Visions Festival 2019: what we learned from Hackney


Anna Meredith

Hackey’s Visions Festival brought tears, new discoveries and, erm, dogs to its stages and Getintothis’ Susie Harrison wouldn’t ahve it any other way.

Name a better way to start a festival than with a dog show. Go on, I dare you.

You can’t, so don’t even try.

In association with the animal charity All Dogs Matter, The Visions Dog Show was a perfect example of how every festival should begin.

With categories such as ‘Best Trick’, ‘Waggiest Tail’ and ‘Best Costume’ (I’d pretty much cried my make-up off completely by the time a Dachshund wearing denim jacket with a ‘bad bitch’ patch waddled out) we’d almost forgotten that we had bands to go and see.

With participating venues dotted across Hackney, walking about was a must, and frankly I wouldn’t have had it any other way.

The festival was almost perfectly arranged around a string of great pubs and venues, shops, the Regent’s Canal and the amazing Saturday Broadway market – a working Victorian street market that boasts street food, vintage clothing, flowers and local produce.

First band of the day was Black Country, New Road, who’s wonky, post-punk theatricals filled The Hangar to full capacity, and kept us entranced from the first note.

The best representation of what this band are about is their track Sunglasses, which they played about half way through the set.

Unstable lyrics read like a diary entry, as singer Isaac Wood almost screams ’leave my daddy’s job out of this, leave your sertraline in the cabinet, and fuck me like you mean it this time’, while an equally unstable band wreak atonal havoc at his feet.

The experience feels like a bad dream, but one you want to have over and over.

As we shuffle out of the venue, a sea of ‘bloody hells’ and bobble-head nods ripple through the crowd as the London-based six piece clinch the day of music with a very strong start.

Tony Butler to be remembered in two tribute events this August

The next band we saw was decided on a coin toss – and thank god tails never fails.

The elusive Lazarus Kane take to the stage in dribs and drabs, first appearing to be a four piece, then five, until the seventh member arrives in a kimono, dark sunglasses and a questionable South American accent.

Lazarus Kane play a set of indie pop bangers that have the entire room dancing and laughing in equal measure – as we try to decipher where in the world he is from during his more comedic moments in-between songs.

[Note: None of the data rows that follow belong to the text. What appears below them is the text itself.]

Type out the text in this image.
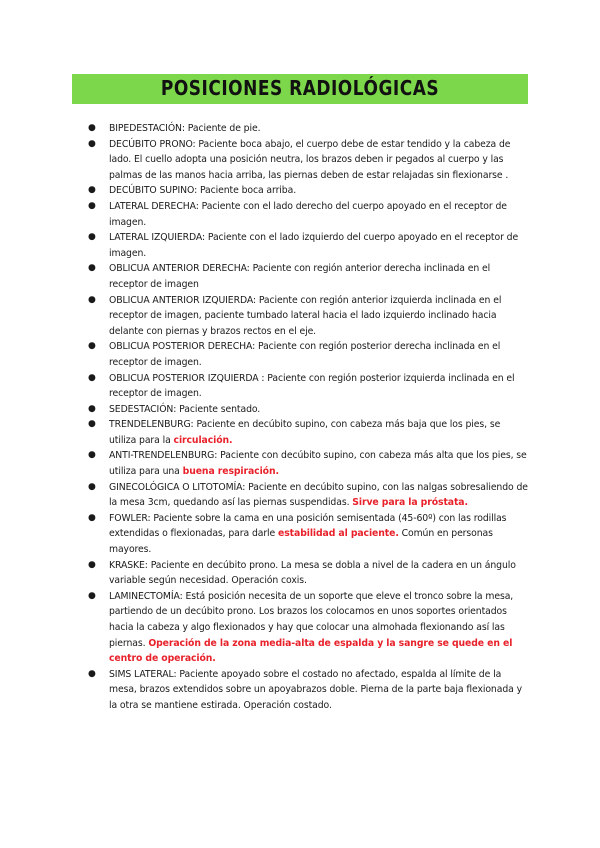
POSICIONES RADIOLÓGICAS
● BIPEDESTACIÓN: Paciente de pie.
● DECÚBITO PRONO: Paciente boca abajo, el cuerpo debe de estar tendido y la cabeza de lado. El cuello adopta una posición neutra, los brazos deben ir pegados al cuerpo y las palmas de las manos hacia arriba, las piernas deben de estar relajadas sin flexionarse .
● DECÚBITO SUPINO: Paciente boca arriba.
● LATERAL DERECHA: Paciente con el lado derecho del cuerpo apoyado en el receptor de imagen.
● LATERAL IZQUIERDA: Paciente con el lado izquierdo del cuerpo apoyado en el receptor de imagen.
● OBLICUA ANTERIOR DERECHA: Paciente con región anterior derecha inclinada en el receptor de imagen
● OBLICUA ANTERIOR IZQUIERDA: Paciente con región anterior izquierda inclinada en el receptor de imagen, paciente tumbado lateral hacia el lado izquierdo inclinado hacia delante con piernas y brazos rectos en el eje.
● OBLICUA POSTERIOR DERECHA: Paciente con región posterior derecha inclinada en el receptor de imagen.
● OBLICUA POSTERIOR IZQUIERDA : Paciente con región posterior izquierda inclinada en el receptor de imagen.
● SEDESTACIÓN: Paciente sentado.
● TRENDELENBURG: Paciente en decúbito supino, con cabeza más baja que los pies, se utiliza para la circulación.
● ANTI-TRENDELENBURG: Paciente con decúbito supino, con cabeza más alta que los pies, se utiliza para una buena respiración.
● GINECOLÓGICA O LITOTOMÍA: Paciente en decúbito supino, con las nalgas sobresaliendo de la mesa 3cm, quedando así las piernas suspendidas. Sirve para la próstata.
● FOWLER: Paciente sobre la cama en una posición semisentada (45-60º) con las rodillas extendidas o flexionadas, para darle estabilidad al paciente. Común en personas mayores.
● KRASKE: Paciente en decúbito prono. La mesa se dobla a nivel de la cadera en un ángulo variable según necesidad. Operación coxis.
● LAMINECTOMÍA: Está posición necesita de un soporte que eleve el tronco sobre la mesa, partiendo de un decúbito prono. Los brazos los colocamos en unos soportes orientados hacia la cabeza y algo flexionados y hay que colocar una almohada flexionando así las piernas. Operación de la zona media-alta de espalda y la sangre se quede en el centro de operación.
● SIMS LATERAL: Paciente apoyado sobre el costado no afectado, espalda al límite de la mesa, brazos extendidos sobre un apoyabrazos doble. Pierna de la parte baja flexionada y la otra se mantiene estirada. Operación costado.
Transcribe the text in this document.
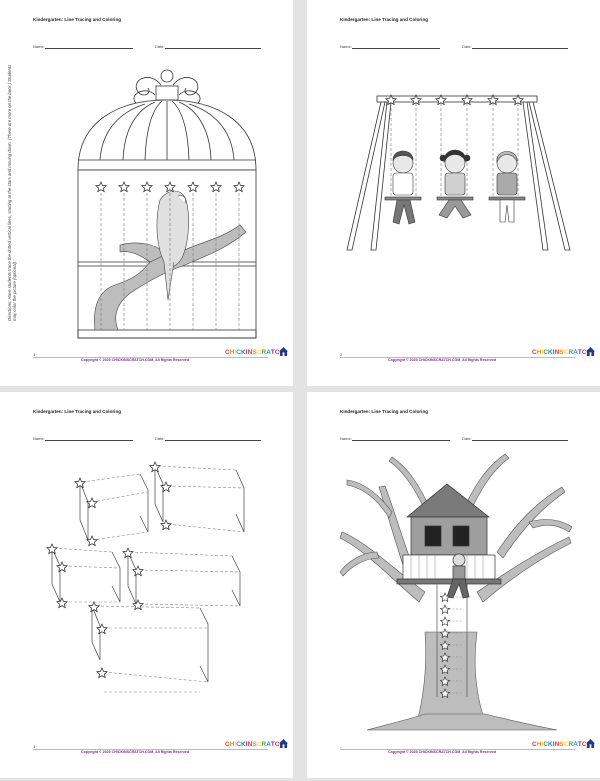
Kindergarten: Line Tracing and Coloring
Name:	Date:
Directions: Have students trace the dotted vertical lines, starting at the stars and moving down. (There are more on the back.) Students may color the picture (optional).
1
Copyright © 2025 CHICKINSCRATCH.COM. All Rights Reserved
CHICKINSCRATC
Kindergarten: Line Tracing and Coloring
Name:	Date:
2
Copyright © 2025 CHICKINSCRATCH.COM. All Rights Reserved
CHICKINSCRATC
Kindergarten: Line Tracing and Coloring
Name:	Date:
1
Copyright © 2025 CHICKINSCRATCH.COM. All Rights Reserved
CHICKINSCRATC
Kindergarten: Line Tracing and Coloring
Name:	Date:
-
Copyright © 2025 CHICKINSCRATCH.COM. All Rights Reserved
CHICKINSCRATC
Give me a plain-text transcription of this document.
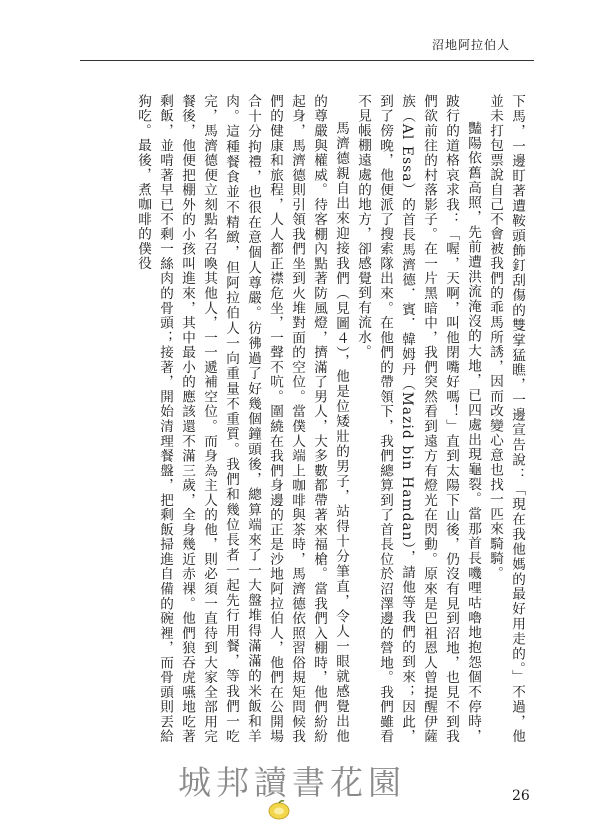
沼地阿拉伯人

下馬，一邊盯著遭鞍頭飾釘刮傷的雙掌猛瞧，一邊宣告說：「現在我他媽的最好用走的。」不過，他並未打包票說自己不會被我們的乖馬所誘，因而改變心意也找一匹來騎騎。

豔陽依舊高照，先前遭洪流淹沒的大地，已四處出現龜裂。當那首長嘰哩咕嚕地抱怨個不停時，跛行的道格哀求我：「喔，天啊，叫他閉嘴好嗎！」直到太陽下山後，仍沒有見到沼地，也見不到我們欲前往的村落影子。在一片黑暗中，我們突然看到遠方有燈光在閃動。原來是巴祖恩人曾提醒伊薩族（Al Essa）的首長馬濟德．賓．韓姆丹（Mazid bin Hamdan），請他等我們的到來；因此，到了傍晚，他便派了搜索隊出來。在他們的帶領下，我們總算到了首長位於沼澤邊的營地。我們雖看不見帳棚遠處的地方，卻感覺到有流水。

馬濟德親自出來迎接我們（見圖４），他是位矮壯的男子，站得十分筆直，令人一眼就感覺出他的尊嚴與權威。待客棚內點著防風燈，擠滿了男人，大多數都帶著來福槍。當我們入棚時，他們紛紛起身，馬濟德則引領我們坐到火堆對面的空位。當僕人端上咖啡與茶時，馬濟德依照習俗規矩問候我們的健康和旅程，人人都正襟危坐，一聲不吭。圍繞在我們身邊的正是沙地阿拉伯人，他們在公開場合十分拘禮，也很在意個人尊嚴。彷彿過了好幾個鐘頭後，總算端來了一大盤堆得滿滿的米飯和羊肉。這種餐食並不精緻，但阿拉伯人一向重量不重質。我們和幾位長者一起先行用餐，等我們一吃完，馬濟德便立刻點名召喚其他人，一一遞補空位。而身為主人的他，則必須一直待到大家全部用完餐後，他便把棚外的小孩叫進來，其中最小的應該還不滿三歲，全身幾近赤裸。他們狼吞虎嚥地吃著剩飯，並啃著早已不剩一絲肉的骨頭；接著，開始清理餐盤，把剩飯掃進自備的碗裡，而骨頭則丟給狗吃。最後，煮咖啡的僕役

城邦讀書花園	26
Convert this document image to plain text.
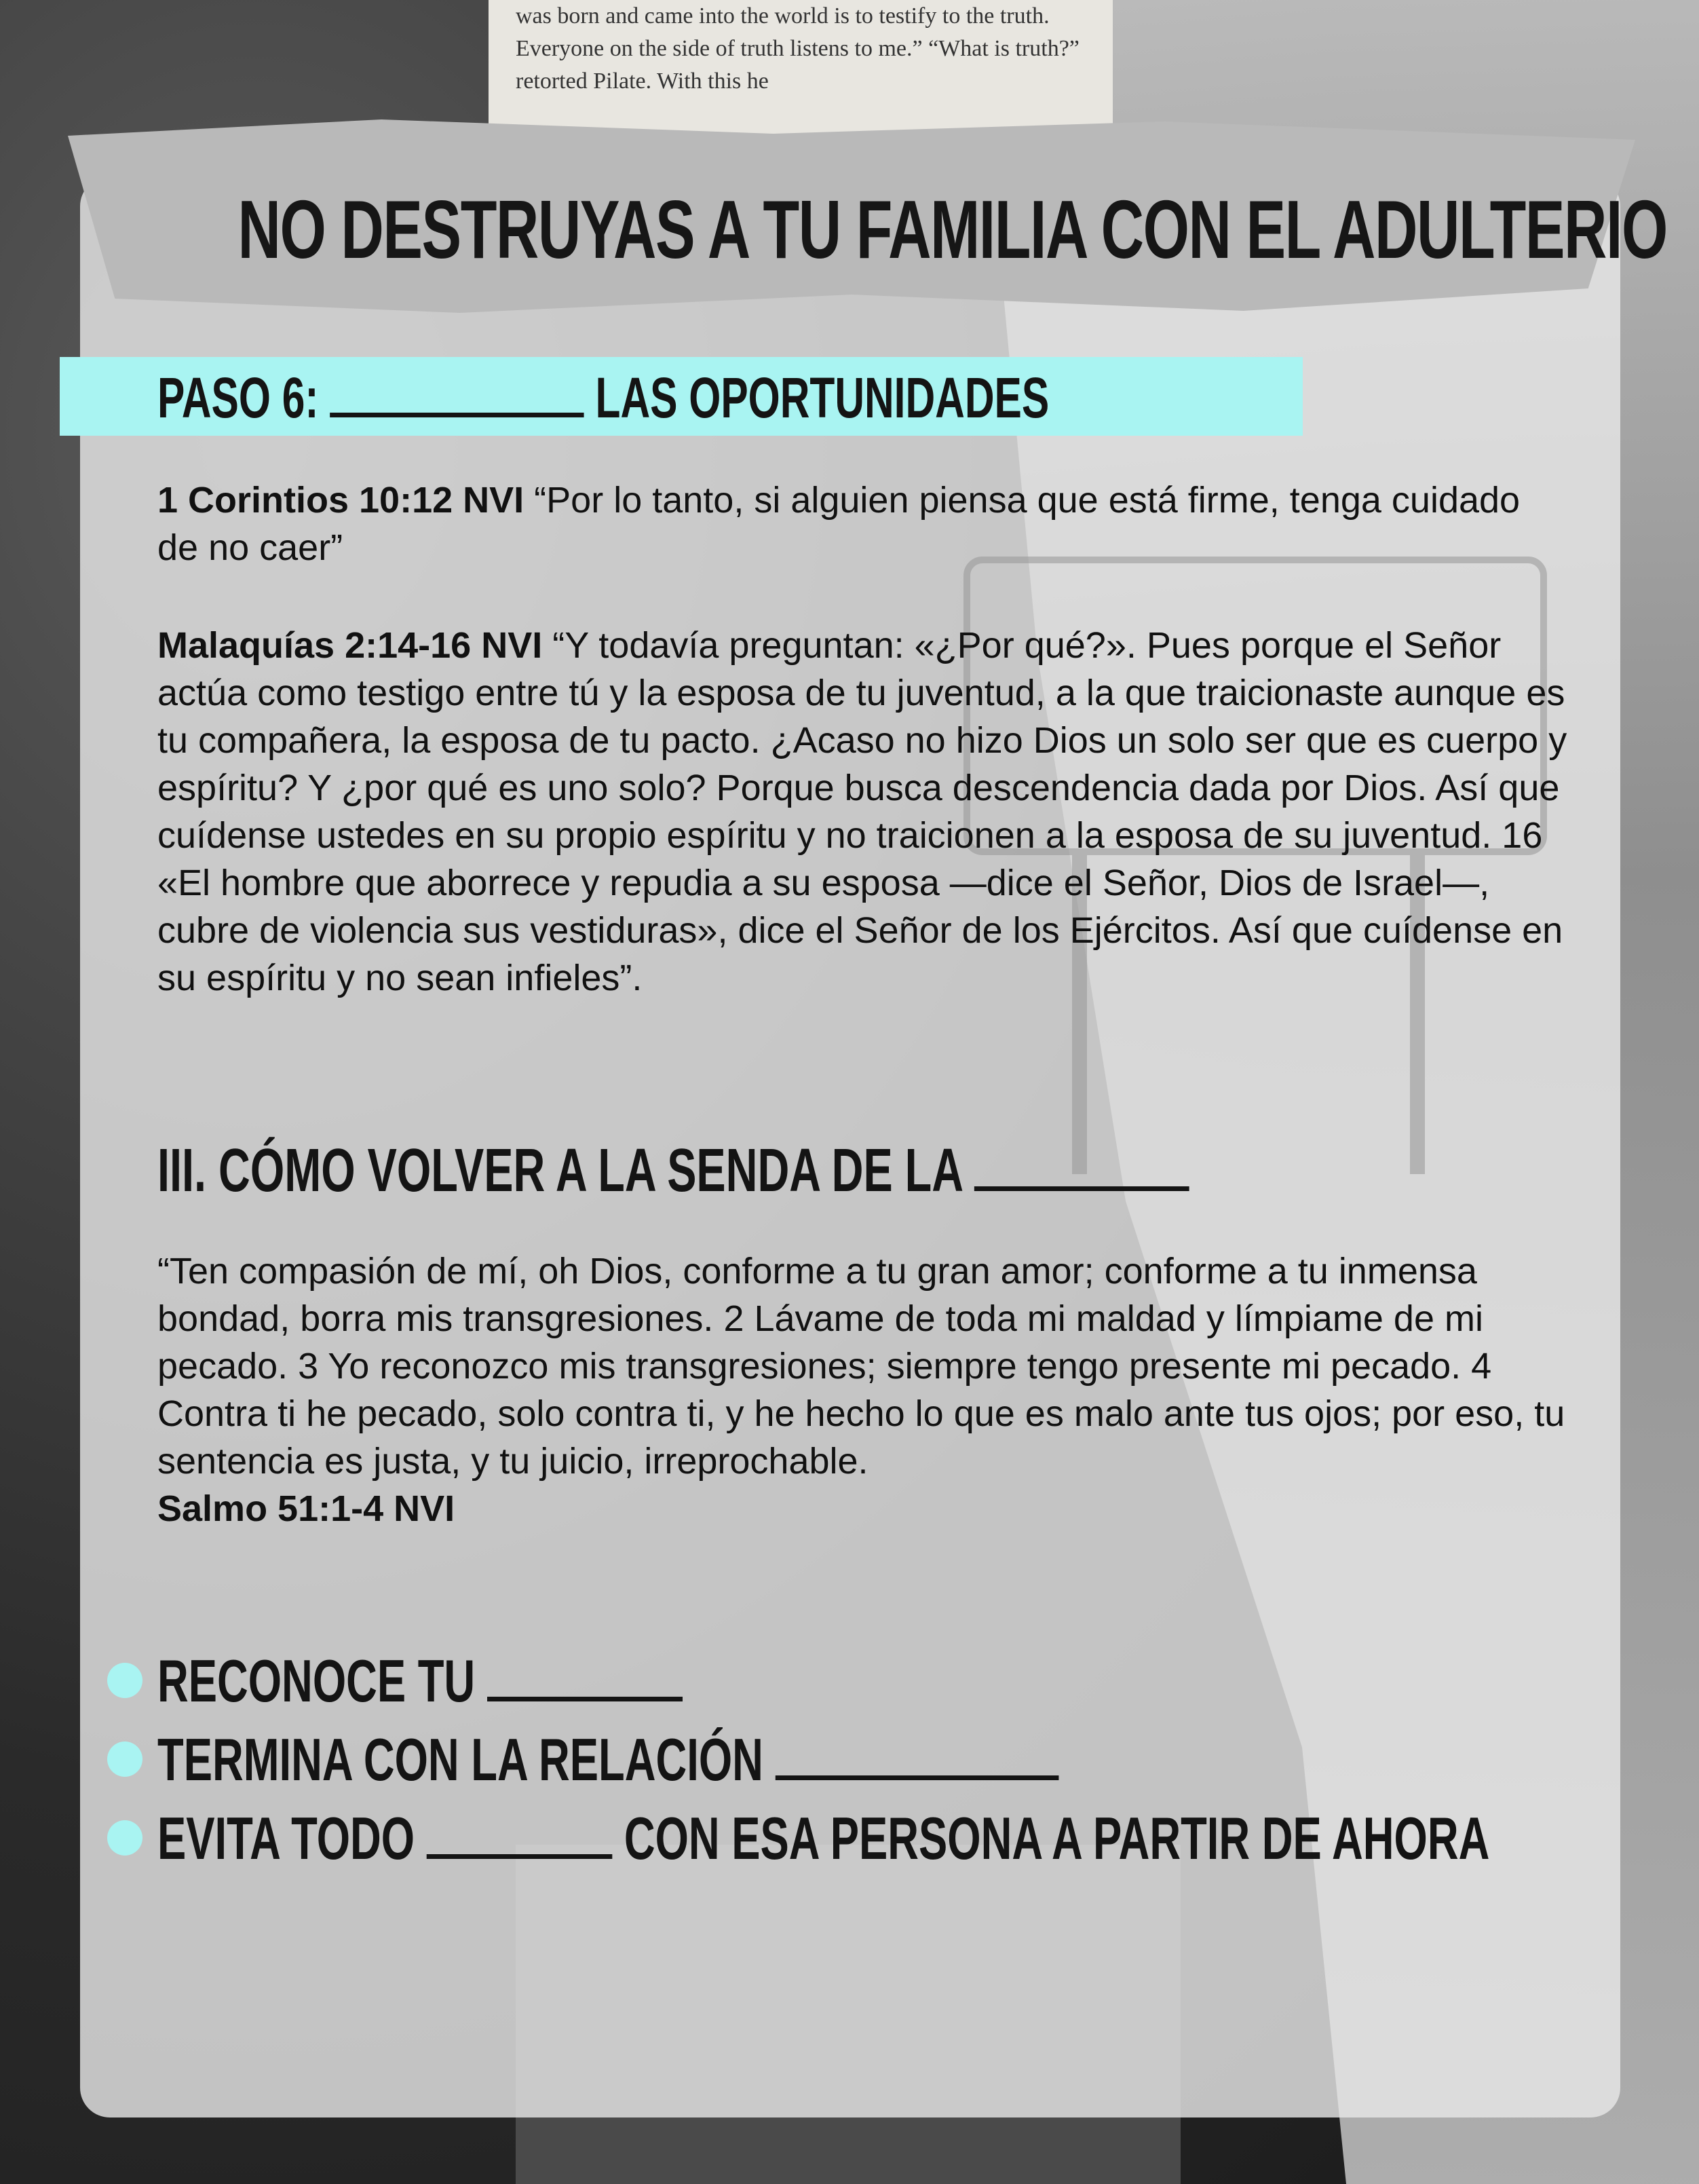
was born and came into the world is to testify to the truth. Everyone on the side of truth listens to me.” “What is truth?” retorted Pilate. With this he
NO DESTRUYAS A TU FAMILIA CON EL ADULTERIO
PASO 6:	LAS OPORTUNIDADES
1 Corintios 10:12 NVI “Por lo tanto, si alguien piensa que está firme, tenga cuidado de no caer”
Malaquías 2:14-16 NVI “Y todavía preguntan: «¿Por qué?». Pues porque el Señor actúa como testigo entre tú y la esposa de tu juventud, a la que traicionaste aunque es tu compañera, la esposa de tu pacto. ¿Acaso no hizo Dios un solo ser que es cuerpo y espíritu? Y ¿por qué es uno solo? Porque busca descendencia dada por Dios. Así que cuídense ustedes en su propio espíritu y no traicionen a la esposa de su juventud. 16 «El hombre que aborrece y repudia a su esposa —dice el Señor, Dios de Israel—, cubre de violencia sus vestiduras», dice el Señor de los Ejércitos. Así que cuídense en su espíritu y no sean infieles”.
III. CÓMO VOLVER A LA SENDA DE LA
“Ten compasión de mí, oh Dios, conforme a tu gran amor; conforme a tu inmensa bondad, borra mis transgresiones. 2 Lávame de toda mi maldad y límpiame de mi pecado. 3 Yo reconozco mis transgresiones; siempre tengo presente mi pecado. 4 Contra ti he pecado, solo contra ti, y he hecho lo que es malo ante tus ojos; por eso, tu sentencia es justa, y tu juicio, irreprochable.
Salmo 51:1-4 NVI
RECONOCE TU
TERMINA CON LA RELACIÓN
EVITA TODO	CON ESA PERSONA A PARTIR DE AHORA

With no known active social media presence, Lazarus Kane are the cult classic we didn’t know we needed.

At the Oval Space stage, Anna Meredith and her band are back and better than ever.

Meredith orchestrates a blend of electronic and classical (with cello and tuba to boot) her music demanding our attention with its engaging yet inescapable nature.

She treats the crowd to old favourites and a taste of what’s to come from her newly announced album FIBS, wowing us with the noisy, tuba-driven lead single Paramour, and lots of charming chatter in between.

For ninety minutes Anna Meredith has us in the palm of her hand – and we love every second of it.

It was the festival headliner that, as expected, gave the biggest, most powerful and memorable performance – but not only because they were at the top of the bill.

White Denim enter the Oval Space stage looking sombre, which I put down to the band preparing for a fucking good gig.

Yet seconds later, the mood was squashed. In tears, singer James Petralli announces to the crowd “We’ve just now heard news of a mass shooting in El Paso. Fuck man.”

And without saying anything else, gave a ninety minute long performance that was airtight, mesmerising, but mostly extremely hard to watch.

As much as I loved every second of White Denim’s performance, it ached my heart to try and enjoy four men baring their souls and playing on – when they probably just wanted to go home to their families after receiving the devastating news of their home state.

It seems like the only thing that got these men through the night was the visible sense of brotherhood they shared.

The band leave the venue quietly, and so do we realising that for all of their bravery and self-effacing energy,  White Denim didn’t play for us. They played for El Paso, and they played for themselves.

I squeeze my boyfriend’s hand a little tighter than usual, feeling a mixture of sadness and awe.